As summer comes to an end, Jewish day schools around the Baltimore area are gearing up for the start of the 2023-2024 school year. And with a new year comes new changes — to classes, to school infrastructure and even to school grounds.
From the return of beloved programs to the addition of new facilities, there are many developments that will benefit students, parents and teachers alike. Returning to school after the summer can be a difficult transition for children, but these new changes ensure that there are always new things to look forward to that will make this year different from the last.
Here are updates from a few Jewish schools around the Baltimore area.
Beth Tfiloh Dahan Community School, Pikesville
Beth Tfiloh has been focused on adding new facilities to its campus, as well as branching out its offerings of different classes.
The school recently refurbished it library, adding more technological resources to “meet the needs of the new age,” according to Director of Education Zipora Schorr. The school is also building a new biotech lab in preparation for an upcoming biotech program and new STEM-focused classes, as well as a new college guidance suite.
Most exciting for students, though, will be the implementation of a new athletic turf field — a feature that Schorr says many Jewish day schools lack.
“No Jewish day school in town has this,” she said.
In the past, more athletically inclined students and their parents would often be torn between getting a Jewish education at a Jewish day school or attending a secular school with more sports-related offerings.
“A student does not have to choose between a secular school that has all these offerings and a Jewish day school that doesn’t,” Schorr said. “Beth Tfiloh is all of these things under one roof.”
Beth Tfiloh is also implementing a new inclusion program for students with learning differences in its lower school.
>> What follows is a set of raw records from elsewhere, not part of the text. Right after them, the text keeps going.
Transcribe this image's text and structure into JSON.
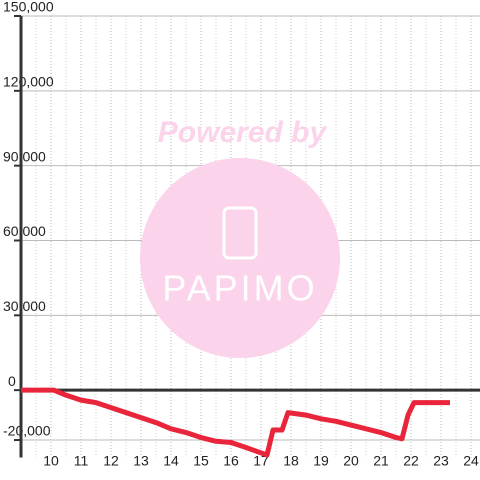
{
  "chart_data": {
    "type": "line",
    "watermark_top": "Powered by",
    "watermark_logo": "PAPIMO",
    "x": [
      9.0,
      10.1,
      10.5,
      11.0,
      11.5,
      12.0,
      12.5,
      13.0,
      13.5,
      14.0,
      14.5,
      15.0,
      15.5,
      16.0,
      16.5,
      17.2,
      17.4,
      17.7,
      17.9,
      18.5,
      19.0,
      19.5,
      20.0,
      20.5,
      21.0,
      21.5,
      21.7,
      21.9,
      22.1,
      23.3
    ],
    "series": [
      {
        "color": "#e8253b",
        "values": [
          0,
          0,
          -2000,
          -4000,
          -5000,
          -7000,
          -9000,
          -11000,
          -13000,
          -15500,
          -17000,
          -19000,
          -20500,
          -21000,
          -23000,
          -26000,
          -16000,
          -16000,
          -9000,
          -10000,
          -11500,
          -12500,
          -14000,
          -15500,
          -17000,
          -19000,
          -19500,
          -10000,
          -5000,
          -5000
        ]
      }
    ],
    "xlim": [
      9,
      24.3
    ],
    "xticks": [
      10,
      11,
      12,
      13,
      14,
      15,
      16,
      17,
      18,
      19,
      20,
      21,
      22,
      23,
      24
    ],
    "ylim": [
      -27000,
      150000
    ],
    "yticks": [
      {
        "value": -20000,
        "label": "-20,000"
      },
      0,
      {
        "value": 30000,
        "label": "30,000"
      },
      {
        "value": 60000,
        "label": "60,000"
      },
      {
        "value": 90000,
        "label": "90,000"
      },
      {
        "value": 120000,
        "label": "120,000"
      },
      {
        "value": 150000,
        "label": "150,000"
      }
    ],
    "grid": true
  }
}
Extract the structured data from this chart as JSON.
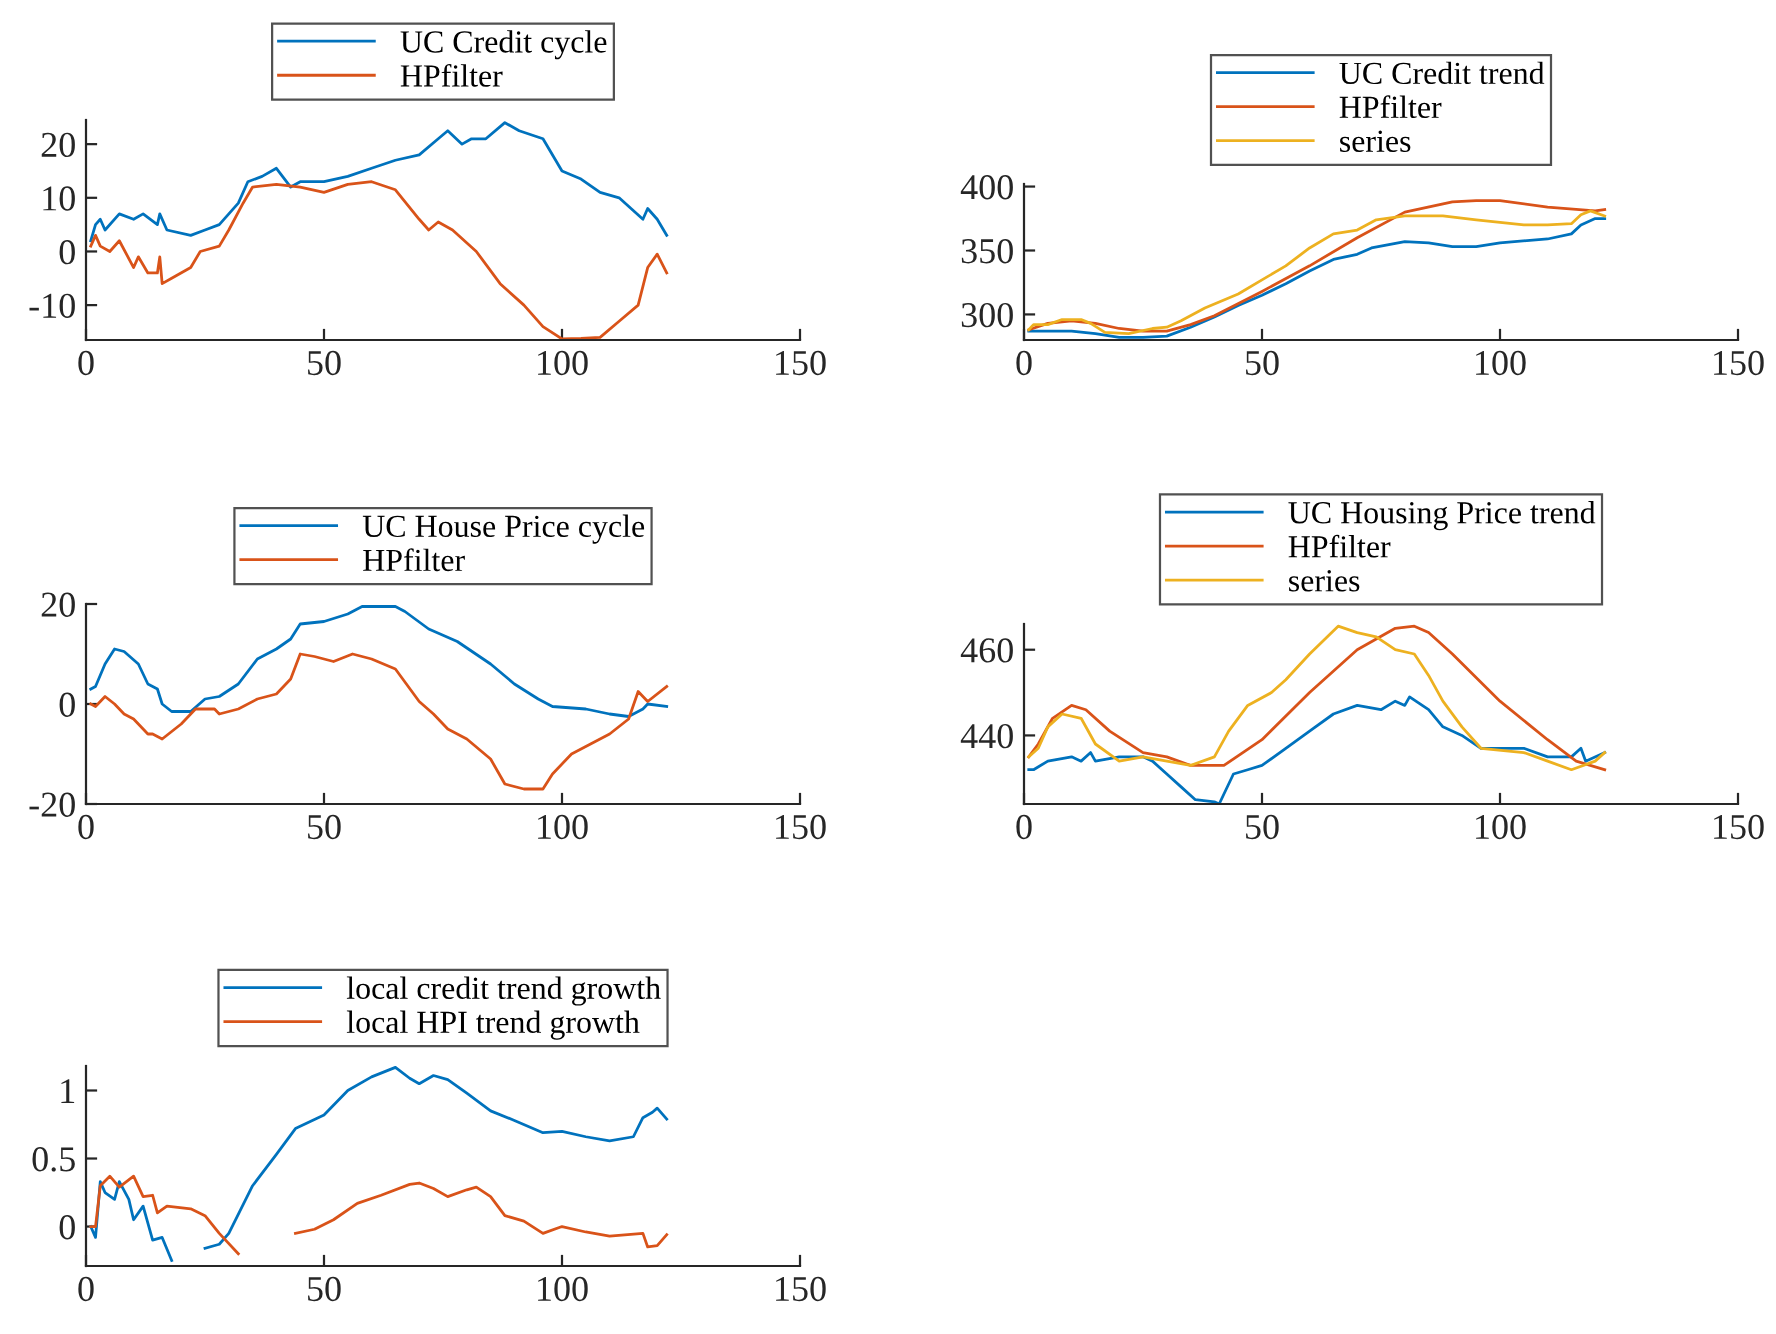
{
  "chart_data": [
    {
      "type": "line",
      "xlim": [
        0,
        150
      ],
      "ylim": [
        -16.5,
        24.5
      ],
      "xticks": [
        0,
        50,
        100,
        150
      ],
      "yticks": [
        -10,
        0,
        10,
        20
      ],
      "legend": "top",
      "series": [
        {
          "name": "UC Credit cycle",
          "color": "#0072bd",
          "x": [
            1,
            2,
            3,
            4,
            7,
            10,
            12,
            15,
            15.5,
            17,
            22,
            25,
            28,
            30,
            32,
            34,
            37,
            40,
            43,
            45,
            50,
            55,
            60,
            65,
            70,
            74,
            76,
            79,
            81,
            84,
            88,
            91,
            96,
            100,
            104,
            108,
            112,
            117,
            118,
            120,
            122
          ],
          "values": [
            2,
            5,
            6,
            4,
            7,
            6,
            7,
            5,
            7,
            4,
            3,
            4,
            5,
            7,
            9,
            13,
            14,
            15.5,
            12,
            13,
            13,
            14,
            15.5,
            17,
            18,
            21,
            22.5,
            20,
            21,
            21,
            24,
            22.5,
            21,
            15,
            13.5,
            11,
            10,
            6,
            8,
            6,
            3
          ]
        },
        {
          "name": "HPfilter",
          "color": "#d95319",
          "x": [
            1,
            2,
            3,
            5,
            7,
            10,
            11,
            13,
            15,
            15.5,
            16,
            18,
            22,
            24,
            28,
            30,
            33,
            35,
            40,
            45,
            50,
            55,
            60,
            65,
            70,
            72,
            74,
            77,
            82,
            87,
            92,
            96,
            100,
            104,
            108,
            112,
            116,
            118,
            120,
            122
          ],
          "values": [
            1,
            3,
            1,
            0,
            2,
            -3,
            -1,
            -4,
            -4,
            -1,
            -6,
            -5,
            -3,
            0,
            1,
            4,
            9,
            12,
            12.5,
            12,
            11,
            12.5,
            13,
            11.5,
            6,
            4,
            5.5,
            4,
            0,
            -6,
            -10,
            -14,
            -16.3,
            -16.2,
            -16,
            -13,
            -10,
            -3,
            -0.5,
            -4
          ]
        }
      ]
    },
    {
      "type": "line",
      "xlim": [
        0,
        150
      ],
      "ylim": [
        280,
        402
      ],
      "xticks": [
        0,
        50,
        100,
        150
      ],
      "yticks": [
        300,
        350,
        400
      ],
      "legend": "top",
      "series": [
        {
          "name": "UC Credit trend",
          "color": "#0072bd",
          "x": [
            1,
            10,
            15,
            20,
            25,
            30,
            35,
            40,
            45,
            50,
            55,
            60,
            65,
            70,
            73,
            80,
            85,
            90,
            95,
            100,
            110,
            115,
            117,
            120,
            122
          ],
          "values": [
            287,
            287,
            285,
            282,
            282,
            283,
            290,
            298,
            307,
            315,
            324,
            334,
            343,
            347,
            352,
            357,
            356,
            353,
            353,
            356,
            359,
            363,
            370,
            375,
            375
          ]
        },
        {
          "name": "HPfilter",
          "color": "#d95319",
          "x": [
            1,
            5,
            10,
            15,
            20,
            25,
            30,
            35,
            40,
            50,
            60,
            70,
            80,
            90,
            95,
            100,
            110,
            120,
            122
          ],
          "values": [
            288,
            293,
            295,
            293,
            289,
            287,
            287,
            292,
            299,
            318,
            338,
            360,
            380,
            388,
            389,
            389,
            384,
            381,
            382
          ]
        },
        {
          "name": "series",
          "color": "#edb120",
          "x": [
            1,
            2,
            5,
            8,
            12,
            14,
            17,
            22,
            27,
            30,
            33,
            38,
            45,
            50,
            55,
            60,
            65,
            70,
            74,
            80,
            88,
            95,
            105,
            110,
            115,
            117,
            119,
            122
          ],
          "values": [
            288,
            292,
            292,
            296,
            296,
            293,
            286,
            285,
            289,
            290,
            295,
            305,
            316,
            327,
            338,
            352,
            363,
            366,
            374,
            377,
            377,
            374,
            370,
            370,
            371,
            378,
            381,
            377
          ]
        }
      ]
    },
    {
      "type": "line",
      "xlim": [
        0,
        150
      ],
      "ylim": [
        -20,
        20
      ],
      "xticks": [
        0,
        50,
        100,
        150
      ],
      "yticks": [
        -20,
        0,
        20
      ],
      "legend": "top",
      "series": [
        {
          "name": "UC House Price cycle",
          "color": "#0072bd",
          "x": [
            1,
            2,
            4,
            6,
            8,
            11,
            13,
            15,
            16,
            18,
            22,
            25,
            28,
            32,
            36,
            40,
            43,
            45,
            50,
            55,
            58,
            65,
            67,
            72,
            78,
            85,
            90,
            95,
            98,
            105,
            110,
            114,
            117,
            118,
            122
          ],
          "values": [
            3,
            3.5,
            8,
            11,
            10.5,
            8,
            4,
            3,
            0,
            -1.5,
            -1.5,
            1,
            1.5,
            4,
            9,
            11,
            13,
            16,
            16.5,
            18,
            19.5,
            19.5,
            18.5,
            15,
            12.5,
            8,
            4,
            1,
            -0.5,
            -1,
            -2,
            -2.5,
            -1,
            0,
            -0.5
          ]
        },
        {
          "name": "HPfilter",
          "color": "#d95319",
          "x": [
            1,
            2,
            4,
            6,
            8,
            10,
            13,
            14,
            16,
            20,
            23,
            27,
            28,
            32,
            36,
            40,
            43,
            45,
            48,
            52,
            56,
            60,
            65,
            70,
            73,
            76,
            80,
            85,
            88,
            92,
            96,
            98,
            102,
            106,
            110,
            114,
            116,
            118,
            122
          ],
          "values": [
            0,
            -0.5,
            1.5,
            0,
            -2,
            -3,
            -6,
            -6,
            -7,
            -4,
            -1,
            -1,
            -2,
            -1,
            1,
            2,
            5,
            10,
            9.5,
            8.5,
            10,
            9,
            7,
            0.5,
            -2,
            -5,
            -7,
            -11,
            -16,
            -17,
            -17,
            -14,
            -10,
            -8,
            -6,
            -3,
            2.5,
            0.5,
            3.5
          ]
        }
      ]
    },
    {
      "type": "line",
      "xlim": [
        0,
        150
      ],
      "ylim": [
        424,
        466
      ],
      "xticks": [
        0,
        50,
        100,
        150
      ],
      "yticks": [
        440,
        460
      ],
      "legend": "top",
      "series": [
        {
          "name": "UC Housing Price trend",
          "color": "#0072bd",
          "x": [
            1,
            2,
            5,
            10,
            12,
            14,
            15,
            20,
            25,
            27,
            30,
            33,
            36,
            40,
            41,
            44,
            47,
            50,
            55,
            60,
            65,
            70,
            75,
            78,
            80,
            81,
            85,
            88,
            92,
            96,
            100,
            105,
            110,
            115,
            117,
            118,
            122
          ],
          "values": [
            432,
            432,
            434,
            435,
            434,
            436,
            434,
            435,
            435,
            434,
            431,
            428,
            425,
            424.5,
            424,
            431,
            432,
            433,
            437,
            441,
            445,
            447,
            446,
            448,
            447,
            449,
            446,
            442,
            440,
            437,
            437,
            437,
            435,
            435,
            437,
            434,
            436
          ]
        },
        {
          "name": "HPfilter",
          "color": "#d95319",
          "x": [
            1,
            3,
            6,
            10,
            13,
            18,
            25,
            30,
            35,
            42,
            50,
            60,
            70,
            78,
            82,
            85,
            90,
            100,
            110,
            116,
            122
          ],
          "values": [
            435,
            438,
            444,
            447,
            446,
            441,
            436,
            435,
            433,
            433,
            439,
            450,
            460,
            465,
            465.5,
            464,
            459,
            448,
            439,
            434,
            432
          ]
        },
        {
          "name": "series",
          "color": "#edb120",
          "x": [
            1,
            3,
            5,
            8,
            12,
            15,
            20,
            25,
            30,
            35,
            40,
            43,
            47,
            52,
            55,
            60,
            66,
            70,
            74,
            78,
            82,
            85,
            88,
            92,
            96,
            105,
            110,
            115,
            120,
            122
          ],
          "values": [
            435,
            437,
            442,
            445,
            444,
            438,
            434,
            435,
            434,
            433,
            435,
            441,
            447,
            450,
            453,
            459,
            465.5,
            464,
            463,
            460,
            459,
            454,
            448,
            442,
            437,
            436,
            434,
            432,
            434,
            436
          ]
        }
      ]
    },
    {
      "type": "line",
      "xlim": [
        0,
        150
      ],
      "ylim": [
        -0.29,
        1.18
      ],
      "xticks": [
        0,
        50,
        100,
        150
      ],
      "yticks": [
        0,
        0.5,
        1
      ],
      "legend": "top",
      "series": [
        {
          "name": "local credit trend growth",
          "color": "#0072bd",
          "x": [
            1,
            2,
            3,
            4,
            6,
            7,
            9,
            10,
            12,
            14,
            16,
            18,
            22,
            25,
            28,
            30,
            35,
            40,
            44,
            50,
            55,
            60,
            65,
            68,
            70,
            73,
            76,
            80,
            85,
            90,
            96,
            100,
            105,
            110,
            115,
            117,
            119,
            120,
            122
          ],
          "values": [
            0,
            -0.08,
            0.33,
            0.25,
            0.2,
            0.33,
            0.2,
            0.05,
            0.15,
            -0.1,
            -0.08,
            -0.25,
            null,
            -0.16,
            -0.13,
            -0.05,
            0.3,
            0.53,
            0.72,
            0.82,
            1.0,
            1.1,
            1.17,
            1.09,
            1.05,
            1.11,
            1.08,
            0.98,
            0.85,
            0.78,
            0.69,
            0.7,
            0.66,
            0.63,
            0.66,
            0.8,
            0.84,
            0.87,
            0.79
          ]
        },
        {
          "name": "local HPI trend growth",
          "color": "#d95319",
          "x": [
            1,
            2,
            3,
            5,
            7,
            10,
            12,
            14,
            15,
            17,
            22,
            25,
            28,
            32,
            35,
            41,
            44,
            48,
            52,
            57,
            62,
            68,
            70,
            73,
            76,
            80,
            82,
            85,
            88,
            92,
            96,
            100,
            105,
            110,
            117,
            118,
            120,
            122
          ],
          "values": [
            0,
            0,
            0.3,
            0.37,
            0.29,
            0.37,
            0.22,
            0.23,
            0.1,
            0.15,
            0.13,
            0.08,
            -0.05,
            -0.2,
            null,
            null,
            -0.05,
            -0.02,
            0.05,
            0.17,
            0.23,
            0.31,
            0.32,
            0.28,
            0.22,
            0.27,
            0.29,
            0.22,
            0.08,
            0.04,
            -0.05,
            0,
            -0.04,
            -0.07,
            -0.05,
            -0.15,
            -0.14,
            -0.06
          ]
        }
      ]
    }
  ]
}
The program features smaller classes, with one teacher for every two to three students, which will provide a more personal and hands-on experience for students who may need extra accommodations to learn.
“The primary goal is to include students with learning differences in the culture of the school, but also providing a program that is appropriate for their learning style,” Schorr said. “It’s very exciting and will make it possible for kids who would otherwise not be able to handle the environment at Beth Tfiloh to attend day school.”
Bnos Yisroel of Baltimore, Baltimore
Bnos Yisroel, a girls’ school that focuses on Torah learning, has added a few new programs for the year.
The school is meeting the increased interest in STEM fields with an all new program focused on science, technology, engineering and math, as well as by building a new science lab and offering more electives.
Bnos Yisroel has also implemented a school-wide gardening program in hopes of offering more outdoor learning opportunities for students.
“We are pleased to share that we have hired a master gardener to work on different projects with different divisions,” said Ahuvah Heyman, Bnos Yisroel’s school director. “We look forward to growing our garden, enhancing our landscape and building an outdoor learning space.”
Ohr Chadash Academy, Baltimore
Ohr Chadash plans to welcome a new shlicha from Israel this year, continuing its dedication to Israeli education.
Through Jewish Educational Services, the school already works with two teenage Shinshinim. It will soon add shlicha Karina Rand, who is coming from Israel with her husband and children. Her children will be attending OCA while she is there.
Shinshinim and shlichot are responsible for organizing educational programs based around Israeli language, history and culture. OCA entrusts them with organizing the school’s Yom HaZikaron and Yom Ha’atzmaut programming, as both are holidays of great significance to Israel.
“They teach the children Hebrew songs and expand their Hebrew vocabulary, and they talk about communities in Israel and what makes them unique,” OCA Head of School Deborah Rapoport said. “They add a great deal of ruach, content and skill to the school, and they connect our kids to Israel.”
In addition, OCA is working on expanding its slate of after-school activities. For a long time, the school has offered the OCA Theatrical Society, which lets students participate in the performing arts. More recently, it has also implemented after-school sports programs, as well as art, dance, chess and music classes for elementary school students.
OCA also offers a local chapter of Girls on the Run, a nonprofit organization that trains young girls to run 5k races.
“It’s very empowering and bolsters their self-confidence,” Rapoport said. “It fosters very strong emotional and physical development, which is tied to our focus on social and emotional learning.”